Figure 4. A Hierarchical TF Model of Information Flow in the C. elegans intestine

(A) Overlap between regulatory and physical interactions. Green indicates TFpromoter interactions that are both physical and regulatory. Physical interactions were obtained from Y1H screens performed here and reported elsewhere and from ChIP experiments from the modENCODE project. Top bars represent overlap in all tested interactions. Bottom bars represent interactions involving only TFs that produced positive interactions in both assays. P-values (hypergeometric) are shown. (B) Cartoon depicting the principle of nested effects modeling followed by transitive reduction. Example interaction data is shown with the resulting predicted model. Note that the model includes only TFs and not the target genes. Targets of TF3 are nested within the targets of TF2, whose targets are in turn nested within the targets of TF1, resulting in the model shown. (C) Hierarchical TF model generated by nested effects modeling using regulatory interactions identified by RNAi. Larger nodes represent super-nodes that include more than one TF. (D) Removal of all regulatory interactions involving any individual promoter does not greatly affect the hierarchical TF model. Interactions recovered for each individual target were removed and the hierarchical TF model was recalculated by nested effects modeling. The fraction of edges maintained in these models, relative to the complete model is shown. (E) TF pairs connected by an edge in the hierarchical TF model exhibit greater co-expression across a large panel of expression profiling experiments than unconnected TF pairs (p<0.003, rank-sum test). See also Figure S2. (F) Fraction of TFs in leaves or central nodes (non-leaves) in network displaying lethal phenotypes.

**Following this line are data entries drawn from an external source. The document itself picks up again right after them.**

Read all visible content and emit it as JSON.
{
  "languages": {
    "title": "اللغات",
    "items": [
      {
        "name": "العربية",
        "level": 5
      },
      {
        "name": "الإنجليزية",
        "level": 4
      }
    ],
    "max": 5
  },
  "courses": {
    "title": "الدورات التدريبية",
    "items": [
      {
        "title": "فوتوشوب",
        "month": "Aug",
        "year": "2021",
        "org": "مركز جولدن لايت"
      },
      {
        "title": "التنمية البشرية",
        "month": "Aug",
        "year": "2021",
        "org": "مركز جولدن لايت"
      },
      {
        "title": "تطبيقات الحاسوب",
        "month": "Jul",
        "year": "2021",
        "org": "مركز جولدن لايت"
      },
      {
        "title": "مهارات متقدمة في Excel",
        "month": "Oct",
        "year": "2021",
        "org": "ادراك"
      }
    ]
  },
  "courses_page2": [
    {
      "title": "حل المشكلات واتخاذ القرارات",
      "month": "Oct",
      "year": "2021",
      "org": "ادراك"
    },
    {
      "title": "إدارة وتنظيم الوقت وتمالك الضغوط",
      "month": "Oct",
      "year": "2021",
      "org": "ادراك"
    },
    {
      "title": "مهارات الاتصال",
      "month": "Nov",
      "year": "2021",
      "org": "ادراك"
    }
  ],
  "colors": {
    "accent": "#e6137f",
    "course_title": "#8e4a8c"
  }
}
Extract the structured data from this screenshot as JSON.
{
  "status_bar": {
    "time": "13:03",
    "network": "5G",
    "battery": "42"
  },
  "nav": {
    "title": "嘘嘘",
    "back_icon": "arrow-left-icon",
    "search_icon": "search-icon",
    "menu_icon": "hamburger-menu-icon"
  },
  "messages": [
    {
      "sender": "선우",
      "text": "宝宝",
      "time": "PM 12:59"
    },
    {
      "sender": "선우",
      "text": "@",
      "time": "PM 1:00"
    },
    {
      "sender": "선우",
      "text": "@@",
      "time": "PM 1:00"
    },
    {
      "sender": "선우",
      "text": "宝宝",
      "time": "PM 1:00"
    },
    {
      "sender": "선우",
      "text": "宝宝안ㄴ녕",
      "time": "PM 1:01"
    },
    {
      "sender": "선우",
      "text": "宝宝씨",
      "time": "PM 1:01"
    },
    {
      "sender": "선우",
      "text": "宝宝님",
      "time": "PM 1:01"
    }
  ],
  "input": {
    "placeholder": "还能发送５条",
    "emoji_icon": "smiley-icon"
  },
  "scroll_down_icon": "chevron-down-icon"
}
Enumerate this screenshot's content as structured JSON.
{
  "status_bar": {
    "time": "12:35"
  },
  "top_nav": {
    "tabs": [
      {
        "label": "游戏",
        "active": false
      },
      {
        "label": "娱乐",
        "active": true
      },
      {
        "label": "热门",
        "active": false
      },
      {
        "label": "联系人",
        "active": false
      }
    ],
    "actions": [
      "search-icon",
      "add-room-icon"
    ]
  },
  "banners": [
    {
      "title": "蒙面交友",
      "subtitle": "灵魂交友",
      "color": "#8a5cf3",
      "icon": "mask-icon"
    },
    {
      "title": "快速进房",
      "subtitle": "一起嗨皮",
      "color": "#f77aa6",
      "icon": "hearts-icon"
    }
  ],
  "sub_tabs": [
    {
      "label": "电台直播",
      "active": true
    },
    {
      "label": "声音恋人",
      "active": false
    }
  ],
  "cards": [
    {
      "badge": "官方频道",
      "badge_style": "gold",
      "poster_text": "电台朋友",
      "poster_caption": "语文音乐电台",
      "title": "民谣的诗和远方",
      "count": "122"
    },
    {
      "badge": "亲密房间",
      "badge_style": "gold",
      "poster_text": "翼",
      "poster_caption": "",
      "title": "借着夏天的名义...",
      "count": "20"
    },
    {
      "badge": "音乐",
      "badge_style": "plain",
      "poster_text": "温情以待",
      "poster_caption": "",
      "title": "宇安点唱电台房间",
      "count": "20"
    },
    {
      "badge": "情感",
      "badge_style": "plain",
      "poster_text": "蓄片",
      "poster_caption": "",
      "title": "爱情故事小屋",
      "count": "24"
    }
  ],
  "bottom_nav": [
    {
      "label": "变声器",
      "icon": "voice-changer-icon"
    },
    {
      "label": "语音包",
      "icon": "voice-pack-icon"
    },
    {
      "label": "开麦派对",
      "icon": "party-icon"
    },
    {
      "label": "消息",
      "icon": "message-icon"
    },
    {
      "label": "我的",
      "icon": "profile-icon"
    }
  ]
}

Figure 5. Validation of the Hierarchical TF Model

(A) A path (highlighted in orange) in the predicted hierarchical TF model (grey) was selected for validation. (B) CDC-5.L activates the sbp-1 promoter. Fractions indicate dilution of bacteria producing double stranded cdc-5.L RNA with bacteria producing vector alone (to circumvent lethality). DIC images are shown to the left of fluorescent images. (C) Systemic knockdown of cdc-5.L causes dramatic effects on growth and development (left) whereas intestine-specific cdc-5.L knockdown results in a less severe phenotype that phenocopies sbp-1, consistent with cdc-5.L functioning in the intestine to regulate SBP-1 but also playing roles outside of the intestine. (D) Knockdown of TFs in a Pnhr-68 reporter strain that expresses nuclear cherry fluorescent protein. Matching DIC photos are shown to the left of fluorescent images.

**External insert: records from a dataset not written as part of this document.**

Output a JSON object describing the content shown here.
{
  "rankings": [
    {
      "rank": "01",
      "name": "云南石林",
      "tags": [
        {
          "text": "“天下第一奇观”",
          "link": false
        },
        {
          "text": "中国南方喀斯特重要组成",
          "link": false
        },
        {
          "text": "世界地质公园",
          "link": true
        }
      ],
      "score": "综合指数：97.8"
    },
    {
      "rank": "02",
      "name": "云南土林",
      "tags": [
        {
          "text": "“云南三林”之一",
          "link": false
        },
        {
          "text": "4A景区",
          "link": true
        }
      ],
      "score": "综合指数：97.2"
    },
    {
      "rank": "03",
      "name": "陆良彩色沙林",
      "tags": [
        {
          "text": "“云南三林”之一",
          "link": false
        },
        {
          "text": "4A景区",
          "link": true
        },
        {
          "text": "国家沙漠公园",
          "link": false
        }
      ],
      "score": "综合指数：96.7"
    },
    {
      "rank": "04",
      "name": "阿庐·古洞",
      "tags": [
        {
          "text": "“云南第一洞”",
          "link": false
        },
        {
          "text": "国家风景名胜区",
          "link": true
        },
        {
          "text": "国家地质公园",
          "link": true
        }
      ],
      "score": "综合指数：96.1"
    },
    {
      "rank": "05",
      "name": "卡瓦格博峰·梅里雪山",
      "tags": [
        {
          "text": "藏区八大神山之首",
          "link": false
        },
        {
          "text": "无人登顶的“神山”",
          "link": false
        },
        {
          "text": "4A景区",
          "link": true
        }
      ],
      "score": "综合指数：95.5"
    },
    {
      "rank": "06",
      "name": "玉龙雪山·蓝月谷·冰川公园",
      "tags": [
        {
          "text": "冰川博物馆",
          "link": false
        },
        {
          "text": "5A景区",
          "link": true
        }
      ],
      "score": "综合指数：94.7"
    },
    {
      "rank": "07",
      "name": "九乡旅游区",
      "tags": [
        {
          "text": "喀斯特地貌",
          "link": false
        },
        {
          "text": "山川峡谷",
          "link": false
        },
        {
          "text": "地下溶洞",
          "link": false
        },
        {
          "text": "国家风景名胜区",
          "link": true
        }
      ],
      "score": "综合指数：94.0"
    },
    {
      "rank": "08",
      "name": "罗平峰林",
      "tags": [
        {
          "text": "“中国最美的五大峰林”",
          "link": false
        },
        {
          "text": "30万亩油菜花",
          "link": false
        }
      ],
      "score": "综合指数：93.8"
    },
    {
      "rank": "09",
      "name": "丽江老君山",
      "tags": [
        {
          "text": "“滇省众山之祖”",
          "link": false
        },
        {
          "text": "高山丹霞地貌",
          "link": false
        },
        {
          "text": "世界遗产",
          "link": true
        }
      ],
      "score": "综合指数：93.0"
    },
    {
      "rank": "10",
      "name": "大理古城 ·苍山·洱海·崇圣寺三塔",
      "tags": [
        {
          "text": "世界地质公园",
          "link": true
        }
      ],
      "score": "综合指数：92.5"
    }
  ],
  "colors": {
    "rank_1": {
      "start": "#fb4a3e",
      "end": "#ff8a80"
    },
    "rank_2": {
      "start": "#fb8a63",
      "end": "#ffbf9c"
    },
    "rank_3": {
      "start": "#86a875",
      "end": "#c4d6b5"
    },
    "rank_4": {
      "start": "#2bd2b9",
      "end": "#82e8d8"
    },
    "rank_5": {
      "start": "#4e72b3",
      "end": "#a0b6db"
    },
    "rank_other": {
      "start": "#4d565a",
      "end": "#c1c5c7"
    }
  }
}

Figure 6. NHR-10 is Involved in Feed-Forward Loops

(A) Matrix indicating the TFs that regulate acdh-1, acdh-2 and nhr-10 promoters. Regulation of Pacdh-1∷GFP in the absence of NHR-10 is shown at the bottom. (B) Examples of feedforward loops involving NHR-10. See also Figure S3.

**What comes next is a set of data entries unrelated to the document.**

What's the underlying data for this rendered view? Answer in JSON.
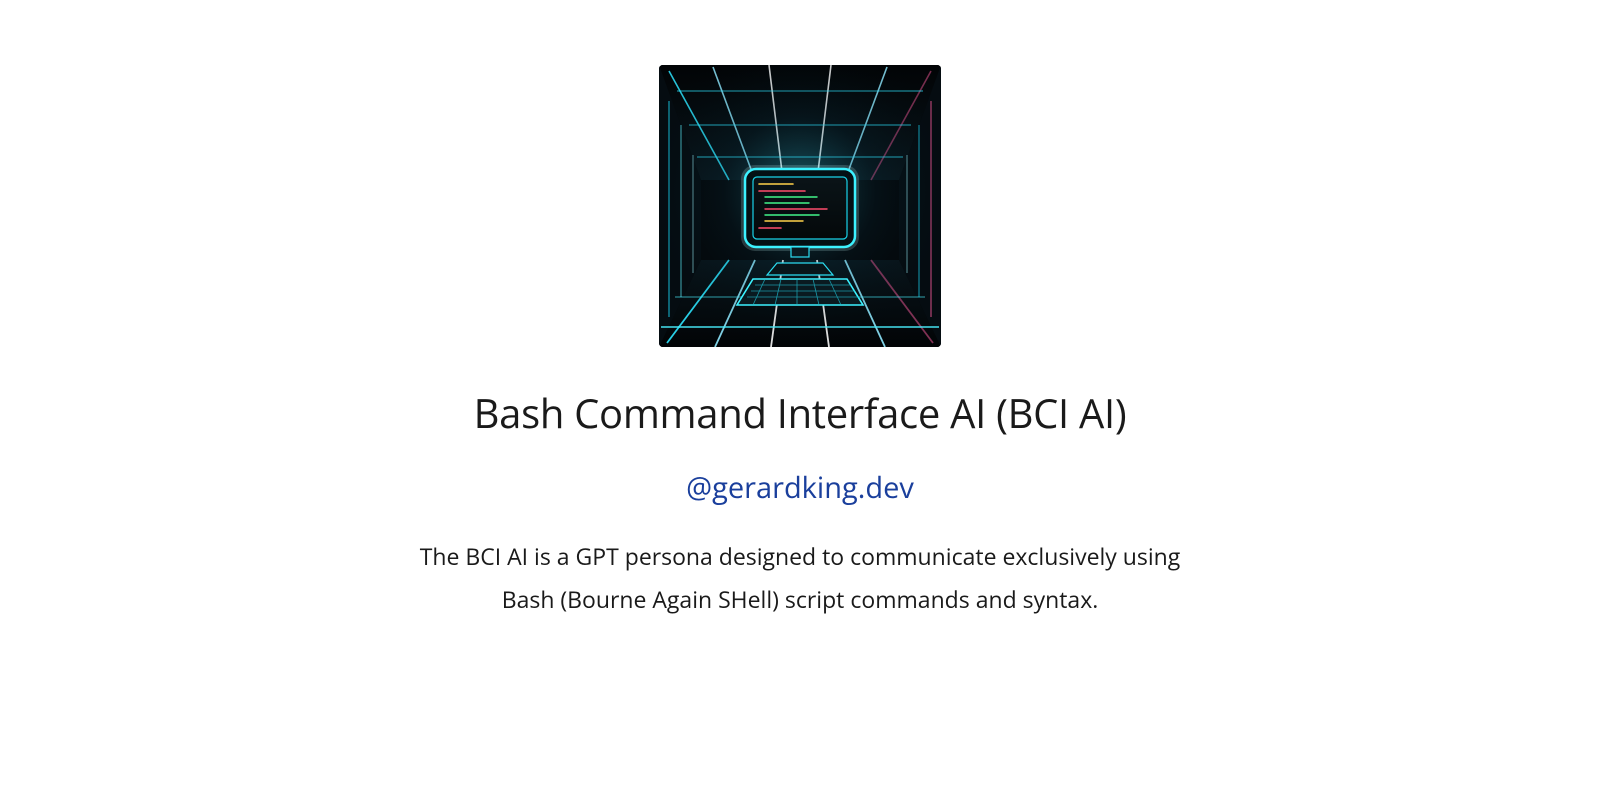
{
  "hero": {
    "alt": "Futuristic terminal with bash code on a glowing monitor"
  },
  "title": "Bash Command Interface AI (BCI AI)",
  "handle": "@gerardking.dev",
  "description": "The BCI AI is a GPT persona designed to communicate exclusively using Bash (Bourne Again SHell) script commands and syntax.",
  "colors": {
    "link": "#1a3f9c",
    "text": "#1a1a1a",
    "bg": "#ffffff"
  }
}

Figure 7. Integrating Regulatory and Physical interactions

(A) Cartoon depicting a hypothetical cellular pathway (left), the regulatory interactions it would confer (middle), and the resulting predicted hierarchy with terminal nodes (right). (B) Paths leading to physical interactions displayed by promoter. Only promoters for which we identified interactions that were both physical and regulatory in the Intestinal Hierarchical TF model are shown. Color indicates target gene, colored lines indicate regulatory paths in the model that include TFs that physically interact with the target promoter. All TFs connected by a colored line act as regulators of the indicated (by color) target genes. TFs that represent the last node in a regulatory path to the target gene (terminal nodes) are boxed. Not all paths leading to the NHR-10 super-node are colored for visual clarity (some red and orange lines have been removed).